Proposed new wire protocol
The wire protocol has several flaws:
- it uses the roots of the new branches, this is susceptible to a race (see issue1320) .
- if the client is missing a lot of nodes but doesn't have any local changes, it will still have to do a lot of roundtrips to discover the base nodes.
See WireProtocol for the current protocol.
Overview
The basic algorithm is still the same, we first discover a set of nodes. Then we get all the changes from those nodes.
The Protocol
The discovery protocol is based on the [http://en.wikipedia.org/wiki/Dominator_(node) dominance property]
heads()
return a list of heads (everything new must be an ancestor of one of these heads, so start here)
Basically dominators() is like between() except it is more coarse-grained
dominators(list of couple)
- list = a list of couple (tip, dom) where dom dominates tip
- tip = the last revision in a branch that we're interested in (often a head).

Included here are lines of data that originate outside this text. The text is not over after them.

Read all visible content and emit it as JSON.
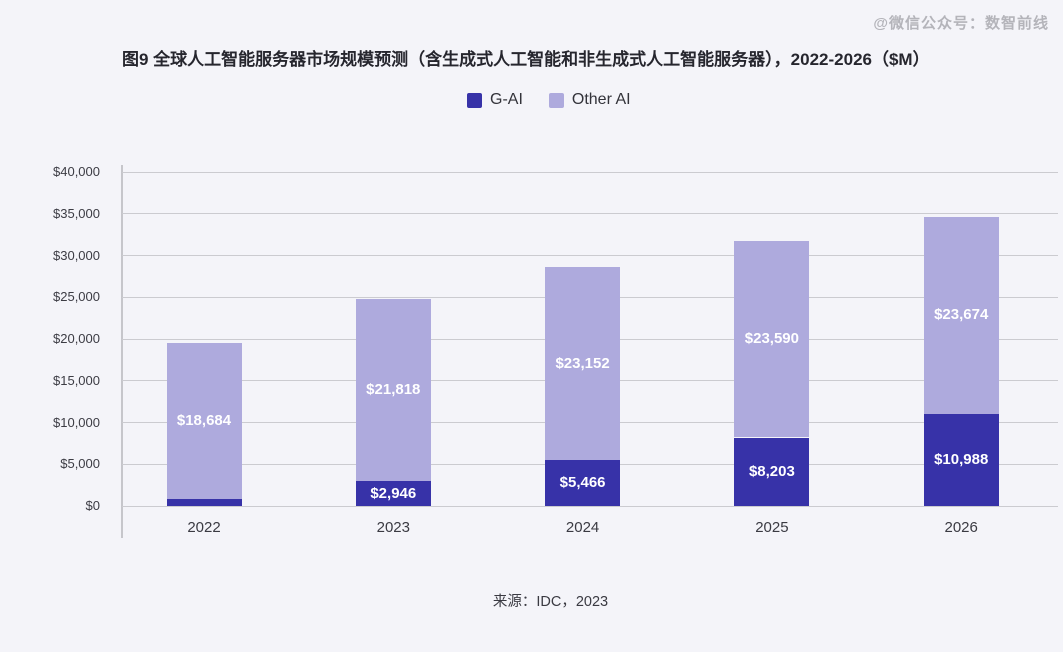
{
  "watermark": "@微信公众号：数智前线",
  "title": "图9 全球人工智能服务器市场规模预测（含生成式人工智能和非生成式人工智能服务器），2022-2026（$M）",
  "source": "来源：IDC，2023",
  "legend": [
    {
      "label": "G-AI",
      "color": "#3732a8"
    },
    {
      "label": "Other AI",
      "color": "#aeaadd"
    }
  ],
  "chart_data": {
    "type": "bar",
    "stacked": true,
    "title": "图9 全球人工智能服务器市场规模预测（含生成式人工智能和非生成式人工智能服务器），2022-2026（$M）",
    "categories": [
      "2022",
      "2023",
      "2024",
      "2025",
      "2026"
    ],
    "series": [
      {
        "name": "G-AI",
        "color": "#3732a8",
        "values": [
          819,
          2946,
          5466,
          8203,
          10988
        ],
        "labels": [
          "$819",
          "$2,946",
          "$5,466",
          "$8,203",
          "$10,988"
        ]
      },
      {
        "name": "Other AI",
        "color": "#aeaadd",
        "values": [
          18684,
          21818,
          23152,
          23590,
          23674
        ],
        "labels": [
          "$18,684",
          "$21,818",
          "$23,152",
          "$23,590",
          "$23,674"
        ]
      }
    ],
    "totals": [
      19503,
      24764,
      28618,
      31793,
      34662
    ],
    "xlabel": "",
    "ylabel": "",
    "ylim": [
      0,
      40000
    ],
    "ytick_step": 5000,
    "ytick_labels": [
      "$0",
      "$5,000",
      "$10,000",
      "$15,000",
      "$20,000",
      "$25,000",
      "$30,000",
      "$35,000",
      "$40,000"
    ],
    "grid": true,
    "legend_position": "top-center",
    "background": "#f4f4f9"
  }
}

- base = the first revision going backwards from a node that has two parents (the product of a merge).
- p1 = the first parent of the base.
- p2 = the second parent of the base.
let s be the sequence of dominators from tip (we only aggregate linear history, so it's a list of (t, b, p1, p2)) return elements 1, 2, 4, ... (maybe bounded ?)
between(list)
branch = Basically a linear set of changes. More formally, a list of changes such that no change in the set (except possibly the last) has two parents, and all changes in the list are related to eachother by parent->child relationships.
- list = a list of (tip, base) tuples for branches we'd like to know the history of. Presumably the client knows about the base of the branch, but not the tip, and wants to find out where in the branch its knowledge ends.
- tip = the latest revision in a branch the client is interested in (may not be the actual tip of the branch on the server side)
- base = the earliest revision in a branch the client is interested in. Always a revision the client knows about.
for tip, base in list: walk back a linear branch, return elements 1, 2, 4, 8.. (and this lets us do bisection search if we diverge in the middle of one of these long branches)
Now it would be better if the processus was symetrical, at the same time as we descend from remote tips, we could do the same locally. For that we would need the following call: has(list)
- list = a list of nodes
return a list of boolean indicating if the node was found on the server.
To minimize roundtrips, it would be nice to combine the has() call with dominators().
The current changegroup() uses base nodes, it should instead use common nodes. changegroup(roots)
- roots = a list of the latest nodes on every service side changeset branch that both the client and server know about.
find all changesets descended from roots and return them as a single changegroup
A changegroup is a single stream containing:
- a changelog group
- a manifest group
- a list of
- filename length
- filename
- file group (terminated by a zero length filename)
A group is a list of chunks:
- chunk length
- self hash, p1 hash, p2 hash, link hash
- uncompressed delta to p1
- (terminated by a zero length chunk)
Wishlist
- Estimate early how much data or items have to be transfered and communicate this to the other side, so a progress indicator could be more useful.